Politisch in Haft saßen Menschen, die aus der DDR fliehen wollten oder die Regierung kritisierten.08.04.2025 | 1:42 min
Im Bundestag ist seit diesen Dienstag die Ausstellung "Staatssicherheitsinhaftierung" von André Wagenzik zu sehen. Der Fotograf war selbst politischer Häftling in der DDR und kam 1984 mit den sogenannten Häftlingsfreikäufen in die Bundesrepublik Deutschland. Ausgestellt sind 100 schwarz-weiße Porträts ehemaliger politischer Häftlinge.
Ein Gespräch zur Ausstellung und ihrer Arbeit mit der SED-Opferbeauftragten Evelyn Zupke, die als Ombudsperson für die Anliegen der Opfer der SED-Diktatur wirkt.
ZDFheute: Warum braucht es 35 Jahre nach der Wiedervereinigung eine Ausstellung zu politischen Gefangenen in der DDR?
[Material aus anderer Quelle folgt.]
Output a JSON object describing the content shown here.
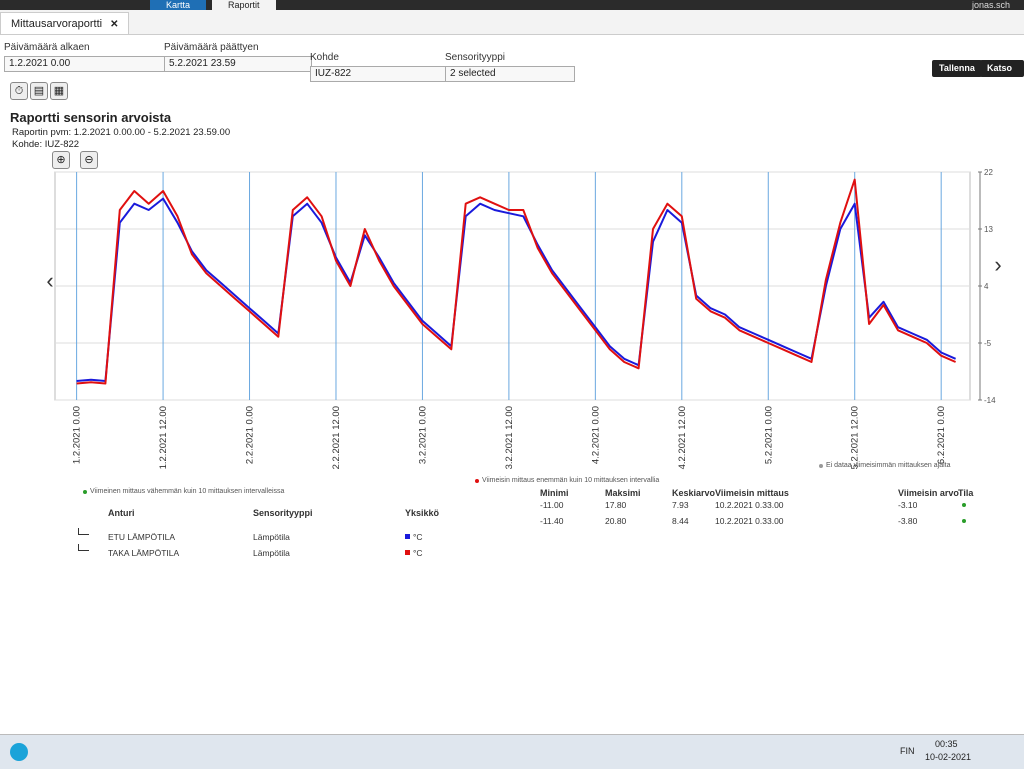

Evelyn Zupke: Gerade in diesem Jahr ist es ein ganz wichtiges Signal, dass es so eine Ausstellung gibt, denn jeder einzelne Porträtierte, jeder einzelne ehemalige politische Gefangene, der hier ausgestellt ist, ruft zur Auseinandersetzung damit auf, dass Demokratie und Freiheit nicht selbstverständlich sind.
Und das an diesem Ort, unweit der Stelle, wo damals die Mauer und Stacheldraht verliefen, diese Ausstellung im Deutschen Bundestag, wo heute frei gewählte Abgeordnete aus Ost- und Westdeutschland unsere Demokratie gestalten. Das ist für mich auch ein Ausdruck der gesamtdeutschen Verantwortung, der Aufarbeitung. Die ist nämlich nicht nur eine ostdeutsche Angelegenheit.
ZDFheute: Wie viel Ostdeutschland braucht es heute noch?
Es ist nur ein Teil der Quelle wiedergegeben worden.